What should be a normal business dispute between two mobile operators, MTN and Globacom, has provided a fertile ground for pseudo patriots and even ignoramus to spew all kinds of comments that can further poison relationships in the industry. For most of these people, and you will marvel that some of them actually fall into the elite category, Glo is a Nigerian operator and must be protected by all means irrespective of the cause of the dispute.
I am not so persuaded by their position. In a business relationships things can boil over. It is the responsibility of the concerned parties to sort themselves and resume their relationship or call it quits forever. In telecoms, it is much easier to pick a needle from the bottom of the ocean than to crash relationships. And that is why the regulator is there to do a job. A damn good regulator knows what to do per time because it bears the responsibility to protect the integrity of the industry as well as ensure that services are seamlessly good.

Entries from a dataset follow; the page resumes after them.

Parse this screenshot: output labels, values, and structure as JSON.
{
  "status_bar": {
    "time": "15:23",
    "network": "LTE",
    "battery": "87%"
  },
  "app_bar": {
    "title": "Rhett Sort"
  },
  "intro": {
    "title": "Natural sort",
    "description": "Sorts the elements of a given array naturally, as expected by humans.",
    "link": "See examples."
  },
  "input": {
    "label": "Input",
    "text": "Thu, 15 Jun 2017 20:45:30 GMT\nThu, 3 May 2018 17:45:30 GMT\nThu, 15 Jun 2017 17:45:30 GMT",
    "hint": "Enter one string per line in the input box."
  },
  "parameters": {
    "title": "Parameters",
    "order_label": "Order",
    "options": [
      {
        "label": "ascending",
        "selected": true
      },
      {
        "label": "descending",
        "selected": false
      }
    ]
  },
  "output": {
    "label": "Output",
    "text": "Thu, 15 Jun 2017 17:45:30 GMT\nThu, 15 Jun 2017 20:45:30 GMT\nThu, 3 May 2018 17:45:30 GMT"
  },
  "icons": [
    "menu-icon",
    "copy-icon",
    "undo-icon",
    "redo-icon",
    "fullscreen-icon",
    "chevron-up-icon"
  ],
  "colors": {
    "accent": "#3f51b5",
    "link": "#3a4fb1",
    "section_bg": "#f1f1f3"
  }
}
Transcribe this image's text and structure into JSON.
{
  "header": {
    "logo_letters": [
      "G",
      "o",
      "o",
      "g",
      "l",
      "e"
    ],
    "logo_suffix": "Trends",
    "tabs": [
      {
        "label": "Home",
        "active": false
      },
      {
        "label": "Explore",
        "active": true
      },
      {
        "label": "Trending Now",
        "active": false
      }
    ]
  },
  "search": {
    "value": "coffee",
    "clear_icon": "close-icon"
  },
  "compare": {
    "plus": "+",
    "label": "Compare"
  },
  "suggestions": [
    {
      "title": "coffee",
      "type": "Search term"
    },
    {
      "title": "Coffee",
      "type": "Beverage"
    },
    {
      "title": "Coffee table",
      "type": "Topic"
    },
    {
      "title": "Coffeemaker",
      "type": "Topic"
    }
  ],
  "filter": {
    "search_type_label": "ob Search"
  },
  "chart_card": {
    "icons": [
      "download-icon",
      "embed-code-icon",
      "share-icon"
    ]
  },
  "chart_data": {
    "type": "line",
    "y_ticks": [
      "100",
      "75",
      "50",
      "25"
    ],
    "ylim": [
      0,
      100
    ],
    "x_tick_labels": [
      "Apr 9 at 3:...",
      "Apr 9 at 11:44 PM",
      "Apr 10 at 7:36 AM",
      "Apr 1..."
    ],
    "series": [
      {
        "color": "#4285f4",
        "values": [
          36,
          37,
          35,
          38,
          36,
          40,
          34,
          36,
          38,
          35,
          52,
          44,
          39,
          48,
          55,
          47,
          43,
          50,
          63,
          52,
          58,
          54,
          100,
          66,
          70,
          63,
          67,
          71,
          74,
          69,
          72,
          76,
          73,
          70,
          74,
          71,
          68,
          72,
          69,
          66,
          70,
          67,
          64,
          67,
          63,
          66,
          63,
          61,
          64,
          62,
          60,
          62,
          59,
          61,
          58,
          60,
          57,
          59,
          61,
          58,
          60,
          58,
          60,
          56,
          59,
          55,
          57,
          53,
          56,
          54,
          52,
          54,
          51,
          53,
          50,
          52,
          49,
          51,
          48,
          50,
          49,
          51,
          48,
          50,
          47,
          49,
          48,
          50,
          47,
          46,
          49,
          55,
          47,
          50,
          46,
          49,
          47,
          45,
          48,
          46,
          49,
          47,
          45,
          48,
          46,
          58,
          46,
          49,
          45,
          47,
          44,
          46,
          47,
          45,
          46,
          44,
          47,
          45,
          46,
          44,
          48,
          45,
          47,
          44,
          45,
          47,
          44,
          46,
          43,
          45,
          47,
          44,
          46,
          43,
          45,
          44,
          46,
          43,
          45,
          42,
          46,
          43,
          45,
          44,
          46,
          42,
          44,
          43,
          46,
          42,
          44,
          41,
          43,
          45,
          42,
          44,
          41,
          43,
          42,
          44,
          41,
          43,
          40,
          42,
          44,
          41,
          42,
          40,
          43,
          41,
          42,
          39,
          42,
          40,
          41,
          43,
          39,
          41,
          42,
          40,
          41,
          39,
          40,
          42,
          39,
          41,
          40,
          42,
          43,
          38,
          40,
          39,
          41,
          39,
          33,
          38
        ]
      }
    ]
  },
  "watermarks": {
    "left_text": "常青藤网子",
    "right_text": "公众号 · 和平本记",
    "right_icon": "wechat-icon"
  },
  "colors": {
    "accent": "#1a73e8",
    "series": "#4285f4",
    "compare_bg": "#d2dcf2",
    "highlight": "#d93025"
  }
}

Which is the reason I will give some credit to the regulator, the Nigerian Communications Commission (NCC) for externalising the dispute between the two operators which ordinarily should be enjoying some ignoble comfort under the carpet. I will call what they did regulatory agility in getting the operators to address their differences and ensure responsible practices in the telecom ecosystem.
In announcing the Pre-Disconnection Notice, the regulator in a statement signed by the Public Affairs Director, Reuben Muoka, said: “The Nigerian Communications Commission hereby notifies the public and subscribers of Globacom Limited (Globacom) that approval has been granted for the partial disconnection of Globacom from MTN Nigeria Communications PIc. (MTN), due to non-settlement of interconnect charges.”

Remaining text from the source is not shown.